Massa juga melontarkan tuntutan lain, termasuk mendesak Bupati Pati, Sudewo, mundur dari jabatannya. “Sasaran tuntutan rakyat adalah Bupati mundur. Jika tidak mundur hari ini, kami akan tetap berada di sini,” tegas salah satu orator aksi, Ahmad Husein, di tengah kerumunan.
Awalnya, aksi berlangsung damai. Namun, situasi berubah memanas saat sejumlah peserta aksi melempar botol air mineral dan benda lainnya ke arah gedung DPRD serta kantor bupati. Aparat kepolisian yang berjaga merespons dengan menyemprotkan water cannon dan melepaskan gas air mata untuk membubarkan massa.
Menurut data resmi pihak kepolisian, sedikitnya 34 orang mengalami luka dan sesak napas akibat terpapar gas air mata. Mereka langsung mendapat penanganan medis. Kapolres Pati menegaskan, tidak ada korban jiwa dalam peristiwa tersebut.
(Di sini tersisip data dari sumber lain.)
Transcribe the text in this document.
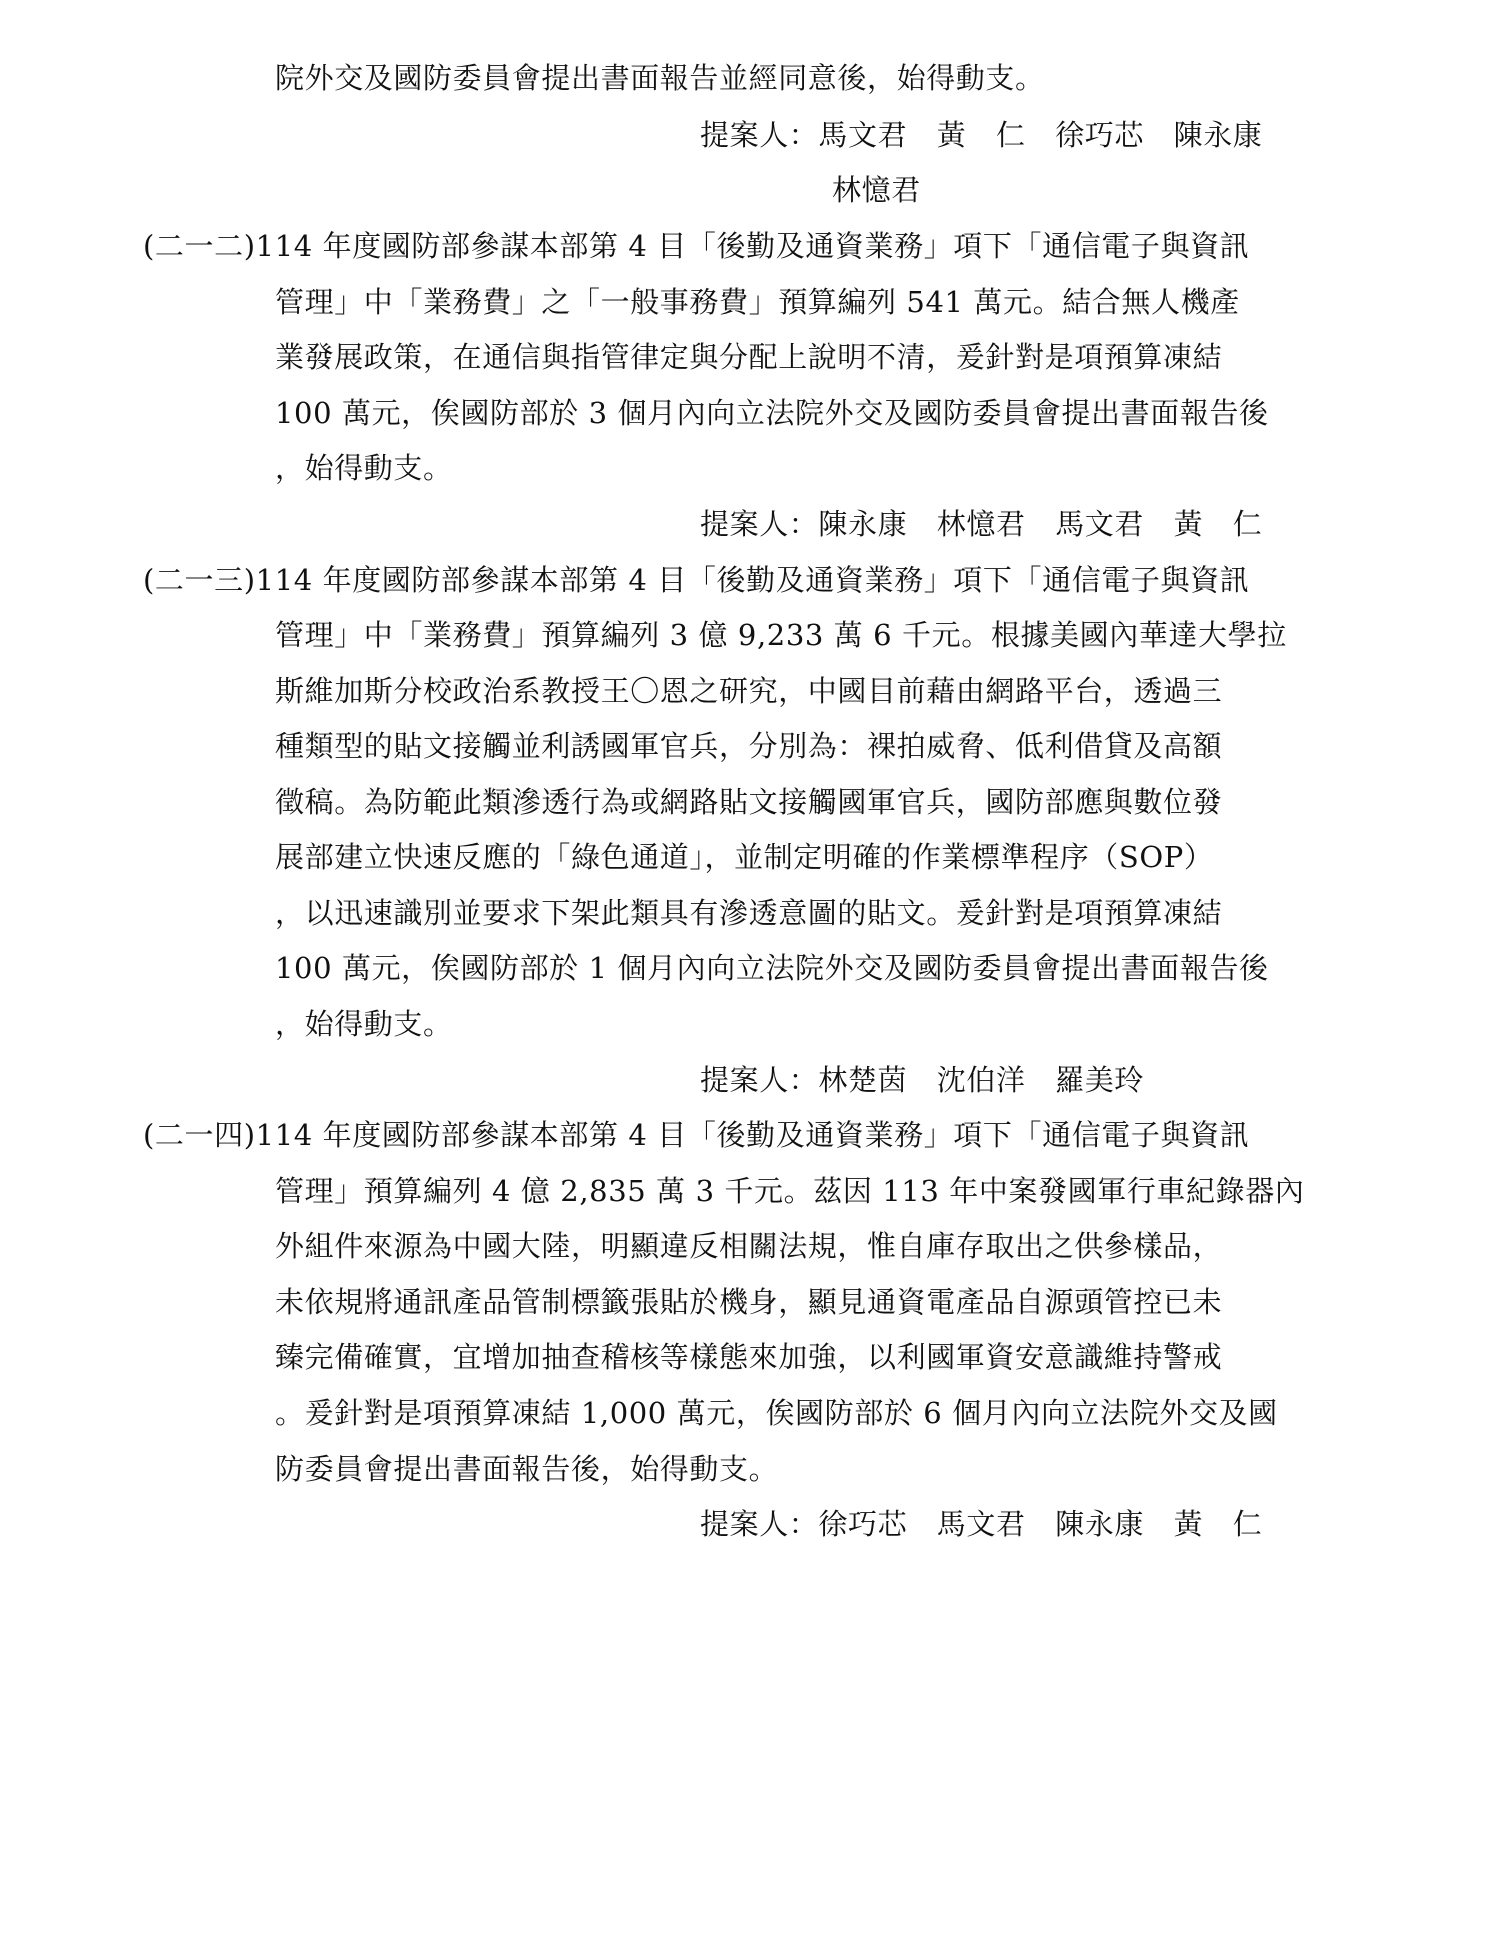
院外交及國防委員會提出書面報告並經同意後，始得動支。
提案人：馬文君　黃　仁　徐巧芯　陳永康
林憶君
(二一二)114 年度國防部參謀本部第 4 目「後勤及通資業務」項下「通信電子與資訊
管理」中「業務費」之「一般事務費」預算編列 541 萬元。結合無人機產
業發展政策，在通信與指管律定與分配上說明不清，爰針對是項預算凍結
100 萬元，俟國防部於 3 個月內向立法院外交及國防委員會提出書面報告後
，始得動支。
提案人：陳永康　林憶君　馬文君　黃　仁
(二一三)114 年度國防部參謀本部第 4 目「後勤及通資業務」項下「通信電子與資訊
管理」中「業務費」預算編列 3 億 9,233 萬 6 千元。根據美國內華達大學拉
斯維加斯分校政治系教授王〇恩之研究，中國目前藉由網路平台，透過三
種類型的貼文接觸並利誘國軍官兵，分別為：裸拍威脅、低利借貸及高額
徵稿。為防範此類滲透行為或網路貼文接觸國軍官兵，國防部應與數位發
展部建立快速反應的「綠色通道」，並制定明確的作業標準程序（SOP）
，以迅速識別並要求下架此類具有滲透意圖的貼文。爰針對是項預算凍結
100 萬元，俟國防部於 1 個月內向立法院外交及國防委員會提出書面報告後
，始得動支。
提案人：林楚茵　沈伯洋　羅美玲
(二一四)114 年度國防部參謀本部第 4 目「後勤及通資業務」項下「通信電子與資訊
管理」預算編列 4 億 2,835 萬 3 千元。茲因 113 年中案發國軍行車紀錄器內
外組件來源為中國大陸，明顯違反相關法規，惟自庫存取出之供參樣品，
未依規將通訊產品管制標籤張貼於機身，顯見通資電產品自源頭管控已未
臻完備確實，宜增加抽查稽核等樣態來加強，以利國軍資安意識維持警戒
。爰針對是項預算凍結 1,000 萬元，俟國防部於 6 個月內向立法院外交及國
防委員會提出書面報告後，始得動支。
提案人：徐巧芯　馬文君　陳永康　黃　仁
Diketahui, kebijakan kenaikan PBB-P2 sebesar 250 persen yang memicu protes ini sebenarnya sudah dibatalkan beberapa hari sebelum aksi digelar. Namun, warga tetap melanjutkan unjuk rasa karena menilai ada banyak kebijakan lain yang memberatkan masyarakat, seperti pemecatan tenaga honorer dan regrouping sekolah.
Sebanyak 2.684 personel gabungan TNI-Polri diterjunkan untuk mengamankan jalannya aksi. Hingga sore hari, sebagian massa mulai membubarkan diri meski aparat tetap berjaga ketat untuk mencegah potensi kericuhan susulan.